Measurement setup: four custom boards built under the principles of CAJOE module, with NodeMCU, equipped with different GM tubes, running in parallel — BOSEAN FS-5000 as reference

Conditions:

  • Location: Pannonhalma, Hungary — indoor, ~1 m above floor
  • Hardware: four custom boards built under the principles of CAJOE module, with NodeMCU, equipped with different GM tubes, ~380–400V HV, running in parallel
  • Source setting: SOURCE_BACKGROUND
  • Duration: ~43.5 hours parallel run (lifetime average, Poisson error ~1%)
  • Reference: BOSEAN FS-5000 with J321 tube, RadPro 3.1.1 (factory calibration) displaying ~16.6 CPM → 0.115 µSv/h, consistent with regional OMSZ/HM monitoring network data (~0.087–0.115 µSv/h in the Győr–Pápa region)

Results:

Tube CPM (measured) fieldFactor Notes
M4011 21.11 1.269
SBM-20 19.66 1.611 Largest deviation — steel wall energy filtering(?)
J305 107 mm 22.19 1.069 Close to Rad Lab prediction
J305 90 mm 14.96 Use setSensitivity(130.1f) with TUBE_CUSTOM

Key ratios vs. Rad Lab predictions:

Ratio Measured Rad Lab Deviation
M4011 / SBM-20 1.074 1.363 −21.2%
J305 107 mm / SBM-20 1.129 1.701 −33.6%
J305 107 mm / M4011 1.051 1.248 −15.8%

These are single-location measurements on individual tube samples. Your values may differ due to tube-to-tube manufacturing tolerances, HV supply accuracy, and local radiation field composition.


Example Sketches

Sketch Description
GeigerMinimal.ino Minimal single-file example
GeigerMeasurement.ino Basic example displays CPM, µSv/h, EMA values, confidence, and window
GeigerMonitor.ino Full-featured monitor with RunningStatistics
GeigerBackground.ino Background monitoring with adaptive→fixed mode transition
GeigerCompare.ino Parallel tube sensitivity comparison — CSV output, lifetime average, accumulated dose
GeigerPulseIndicator.ino Demonstrates per-pulse LED flash and passive buzzer click indicators

Optional: RunningStatistics

For long-term averaging (30-minute, 1-hour, 24-hour windows), install the companion library: RunningStatistics

#include <GeigerMeasurement.h>
#include <RollingStats.h>  // from soosp/RunningStatistics

RollingStats<128, 60> stats;  // 128 bins × 60s = 2 hours

// In loop():
stats.addSample(r.cpm, r.timestampMs);

if (stats.hasWindow(3600))
    Serial.printf("1h avg: %.1f CPM\n", stats.average(3600));

See GeigerMonitor.ino and GeigerBackground.ino in examples for more complete examples.


Development note

This library was designed and developed by Péter Soós in collaboration with Claude (Anthropic AI assistant). The iterative design process — including algorithm selection, architecture decisions, code review, and documentation — was conducted through an extended conversation with Claude.


Acknowledgements

Core algorithms adapted from RadPro v3.1.1 (MIT License).

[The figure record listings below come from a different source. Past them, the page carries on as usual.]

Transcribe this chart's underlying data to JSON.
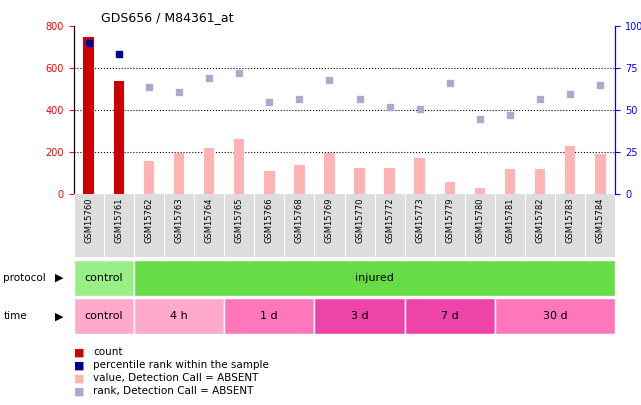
{
  "title": "GDS656 / M84361_at",
  "samples": [
    "GSM15760",
    "GSM15761",
    "GSM15762",
    "GSM15763",
    "GSM15764",
    "GSM15765",
    "GSM15766",
    "GSM15768",
    "GSM15769",
    "GSM15770",
    "GSM15772",
    "GSM15773",
    "GSM15779",
    "GSM15780",
    "GSM15781",
    "GSM15782",
    "GSM15783",
    "GSM15784"
  ],
  "count_values": [
    750,
    540,
    0,
    0,
    0,
    0,
    0,
    0,
    0,
    0,
    0,
    0,
    0,
    0,
    0,
    0,
    0,
    0
  ],
  "rank_values": [
    720,
    670,
    0,
    0,
    0,
    0,
    0,
    0,
    0,
    0,
    0,
    0,
    0,
    0,
    0,
    0,
    0,
    0
  ],
  "value_absent": [
    0,
    0,
    160,
    195,
    220,
    265,
    110,
    140,
    195,
    125,
    125,
    175,
    60,
    30,
    120,
    120,
    230,
    190
  ],
  "rank_absent_pct": [
    0,
    0,
    64,
    61,
    69,
    72,
    55,
    57,
    68,
    57,
    52,
    51,
    66,
    45,
    47,
    57,
    60,
    65
  ],
  "ylim_left": [
    0,
    800
  ],
  "ylim_right": [
    0,
    100
  ],
  "yticks_left": [
    0,
    200,
    400,
    600,
    800
  ],
  "yticks_right": [
    0,
    25,
    50,
    75,
    100
  ],
  "protocol_groups": [
    {
      "label": "control",
      "start": 0,
      "end": 2,
      "color": "#99EE88"
    },
    {
      "label": "injured",
      "start": 2,
      "end": 18,
      "color": "#66DD44"
    }
  ],
  "time_groups": [
    {
      "label": "control",
      "start": 0,
      "end": 2,
      "color": "#FFAACC"
    },
    {
      "label": "4 h",
      "start": 2,
      "end": 5,
      "color": "#FFAACC"
    },
    {
      "label": "1 d",
      "start": 5,
      "end": 8,
      "color": "#FF77BB"
    },
    {
      "label": "3 d",
      "start": 8,
      "end": 11,
      "color": "#EE44AA"
    },
    {
      "label": "7 d",
      "start": 11,
      "end": 14,
      "color": "#EE44AA"
    },
    {
      "label": "30 d",
      "start": 14,
      "end": 18,
      "color": "#FF77BB"
    }
  ],
  "count_color": "#CC0000",
  "rank_color": "#000099",
  "value_absent_color": "#FFB3B3",
  "rank_absent_color": "#AAAACC",
  "bg_color": "#FFFFFF",
  "bar_width": 0.35
}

Sensitivity data originally computed by Rad Lab, a separate simulation tool by the same author. Special thanks to Gissio for both projects.


License

MIT License — see LICENSE for details.

About

An Arduino library for Geiger-Müller counters on ESP32 and ESP8266, implementing the core measurement algorithms of the RadPro project by Gissio, adapted for the Arduino platform.